Most bomb threats that are called in are intended to disrupt normal business and activities and do not actually involve a bomb. However, every bomb threat must be considered real and must be properly investigated to ensure the safety of building occupants.
Steps to Follow
Written Bomb Threat:
- Ensure the document is handled by as few people as possible.
- Turn the document over to DPS as soon as possible.
- If the threat is received via e-mail or voice mail, save it and notify Department of Public Safety immediately
Telephoned Bomb Threat:
- Remain calm and attempt to ask a nearby person to notify DPS.
- Pay attention to the phone display, if possible, and record the information on the phone window.
- Keep the caller on the line as long as possible and attempt to gather as much information as possible.

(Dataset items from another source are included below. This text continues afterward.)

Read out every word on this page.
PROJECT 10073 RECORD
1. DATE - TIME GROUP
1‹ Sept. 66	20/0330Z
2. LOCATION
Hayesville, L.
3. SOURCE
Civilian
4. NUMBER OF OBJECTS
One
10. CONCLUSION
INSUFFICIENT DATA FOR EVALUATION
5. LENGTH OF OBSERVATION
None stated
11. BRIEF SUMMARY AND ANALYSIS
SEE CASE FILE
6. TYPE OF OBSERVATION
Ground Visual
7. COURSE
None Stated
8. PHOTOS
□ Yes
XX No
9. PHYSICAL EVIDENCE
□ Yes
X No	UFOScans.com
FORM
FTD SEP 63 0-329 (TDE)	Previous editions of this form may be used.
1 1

Questions to ask include (per Federal Bureau of Investigation guidelines):
- When is the bomb going to explode?
- Where is it right now?
- What does it look like?
- What kind of bomb is it?
- What will cause it to explode?
- Did you place the bomb?
- Why did you do it?
- What is your name?
- What is your address?
Information to gather about the caller:
- The exact wording of the threat
- Sex of the caller
- Age of the caller
- Race of the caller
- Length of the call
- Date and time the call was taken
- Any additional notes
Information to note about the sounds during the call:
- Is the voice familiar, and who does it sound like?
- What best describes the caller’s voice (calm, angry, excited, slow, rapid, soft, lound, etc.)
- Were there any background noises such as street noises, animal noises, clear, static, music, house noises, motor, factory, office.